In een grote studio, waar de verschillende decors dicht naast elkaar staan, wordt iedere opnamedag volgens een strak schema gewerkt. De dag begint daar om kwart voor acht ’s ochtends. Niet veel later wordt de eerste scène al gerepeteerd en opgenomen. De opnameleider moet streng zijn, want uitlopen is geen optie. Alles is tot in de puntjes voorbereid. Iedereen weet precies wat hem of haar te doen staat. Aan het eind van de ene scène staan de acteurs voor de volgende alweer klaar.
De cameramensen hebben per scène een plattegrond en een shotlist. Daaruit maken ze op wat ze te doen staat. Een gemiddelde scène bestaat uit ongeveer dertig shots, die gemaakt worden door twee of drie camera’s. Een cameraman krijgt slechts een halve zin de tijd om een ander beeld voor te zetten. Closer of juist ruimer. Het mediumshot van een andere acteur of er gebeurt iets in de achtergrond. Zoomen, scherpstellen, een stukje rijden, zakken of juist omhoog met de dolly en telkens exact op de afgesproken plek uitkomen, want anders klopt de decoupage niet meer. Een kans om nog even te corrigeren is er niet. De vingervlugge schakeltechnicus wacht op niemand. Elke beeldwissel ligt vast op een woord of op een reactie.
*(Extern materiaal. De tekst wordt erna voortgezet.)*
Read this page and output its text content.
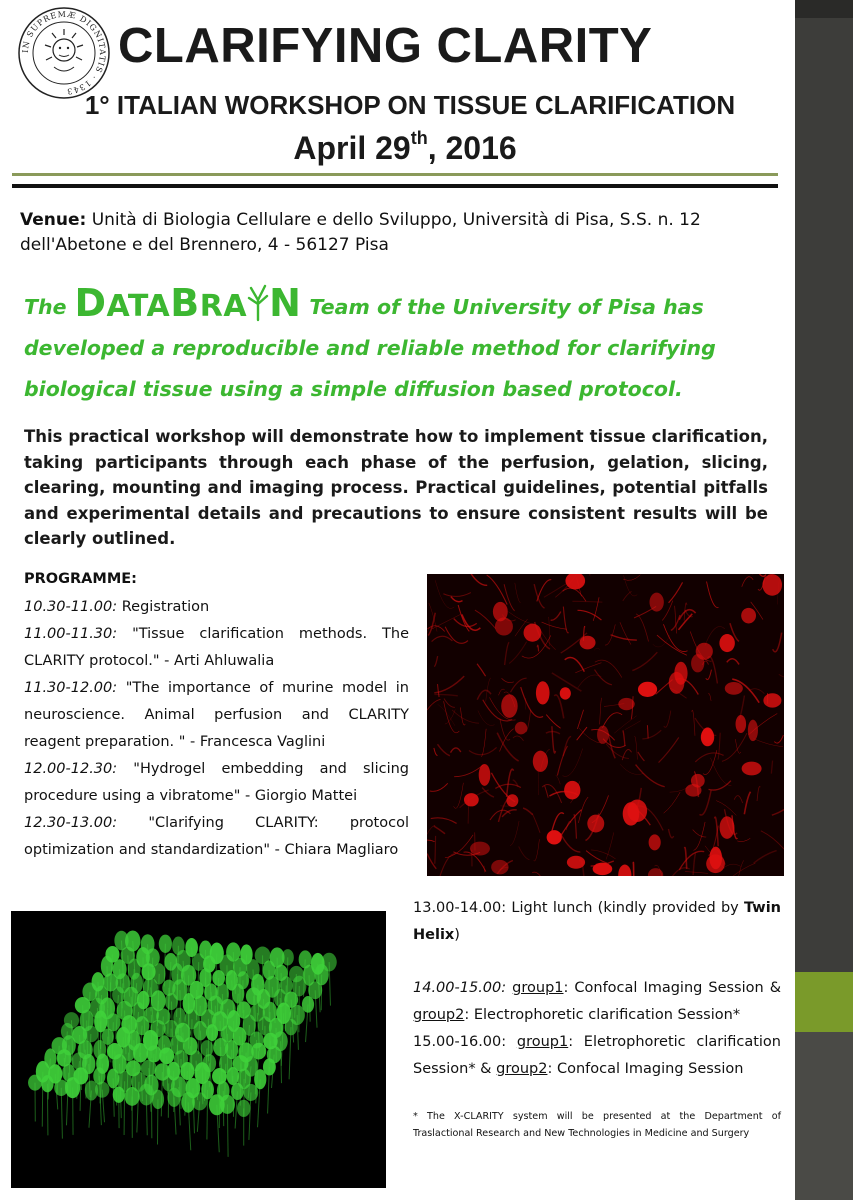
IN SUPREMÆ DIGNITATIS · 1343
CLARIFYING CLARITY
1° ITALIAN WORKSHOP ON TISSUE CLARIFICATION
April 29th, 2016
Venue: Unità di Biologia Cellulare e dello Sviluppo, Università di Pisa, S.S. n. 12 dell'Abetone e del Brennero, 4 - 56127 Pisa
The DATABRA N Team of the University of Pisa has developed a reproducible and reliable method for clarifying biological tissue using a simple diffusion based protocol.
This practical workshop will demonstrate how to implement tissue clarification, taking participants through each phase of the perfusion, gelation, slicing, clearing, mounting and imaging process. Practical guidelines, potential pitfalls and experimental details and precautions to ensure consistent results will be clearly outlined.
PROGRAMME:

10.30-11.00: Registration

11.00-11.30: "Tissue clarification methods. The CLARITY protocol." - Arti Ahluwalia

11.30-12.00: "The importance of murine model in neuroscience. Animal perfusion and CLARITY reagent preparation. " - Francesca Vaglini

12.00-12.30: "Hydrogel embedding and slicing procedure using a vibratome" - Giorgio Mattei

12.30-13.00: "Clarifying CLARITY: protocol optimization and standardization" - Chiara Magliaro

13.00-14.00: Light lunch (kindly provided by Twin Helix)

14.00-15.00: group1: Confocal Imaging Session & group2: Electrophoretic clarification Session*

15.00-16.00: group1: Eletrophoretic clarification Session* & group2: Confocal Imaging Session

* The X-CLARITY system will be presented at the Department of Traslactional Research and New Technologies in Medicine and Surgery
Alles moet in één keer raak zijn.
Bij de eerste scènes die ik mocht meedoen kwam ik handen en voeten tekort. Na één of twee keer repeteren wordt er al opgenomen. Dan moet je als cameraman precies weten wat je shots zijn, gekeken hebben naar de voor- én de achtergrond, overlegd hebben met de mensen van licht en geluid en eventueel een bondje gesloten hebben met een acteur. Als het goed is gaat de soapmachine na één of twee opnames door met de volgende scène. Het is dus niet de bedoeling dat het aan jou ligt als er onverhoopt toch iets over moet.
Ik wil nooit meer horen dat iemand lacherig doet over soap. De lat ligt daar zó hoog dat zelfs beroemde speelfilmmakers er nog wat van kunnen leren. Zelf heb ik meegewerkt aan producties waar wereldwijd 150 miljoen mensen naar keken, maar in de soapstudio werd ik pas echt nerveus. Hier is door een aantal buitengewoon goede cameramensen een norm neergezet die zeker niet voor iedereen haalbaar is. Creativiteit, behendigheid met dolly’s, werken met een minimale scherptediepte, snelheid, inzicht en sociale vaardigheden komen bij elkaar. Het was zoveel tegelijk dat ik ging nadenken over allerlei wetmatigheden die onder normale omstandigheden al een kwart eeuw vanzelfsprekend voor me zijn. Ik maak dan ook een diepe buiging voor de cameramensen van NEP die soap draaien. Wie dat goed kan, die kan principe alles.
Om zes uur ’s avonds rolde ik met vierkante ogen en lamme poten de studio uit. De langlopende dramaserie was weer een dag verder en ik was kapot. Thuis op de bank heb ik de beginleader van Goede Tijden Slechte Tijden niet meer gehaald.
Deze column schreef ik voor BM (voorheen Broadcast Magazine), hét
mediavakblad van Nederland. Elke maand mag ik een stuk schrijven voor dit
prachtige tijdschrift in de reeks ‘Point of view’. Dit betoog staat in BM 372,
de uitgave van februari 2018. Een abonnement op BM kan ik iedereen van harte
aanbevelen.
Hai Jan Rein, wat een leuk stuk over het camerawerk in de soapwereld. En dank voor je complimenten! Ondanks de lange en intensieve dagen nog steeds leuk om te doen.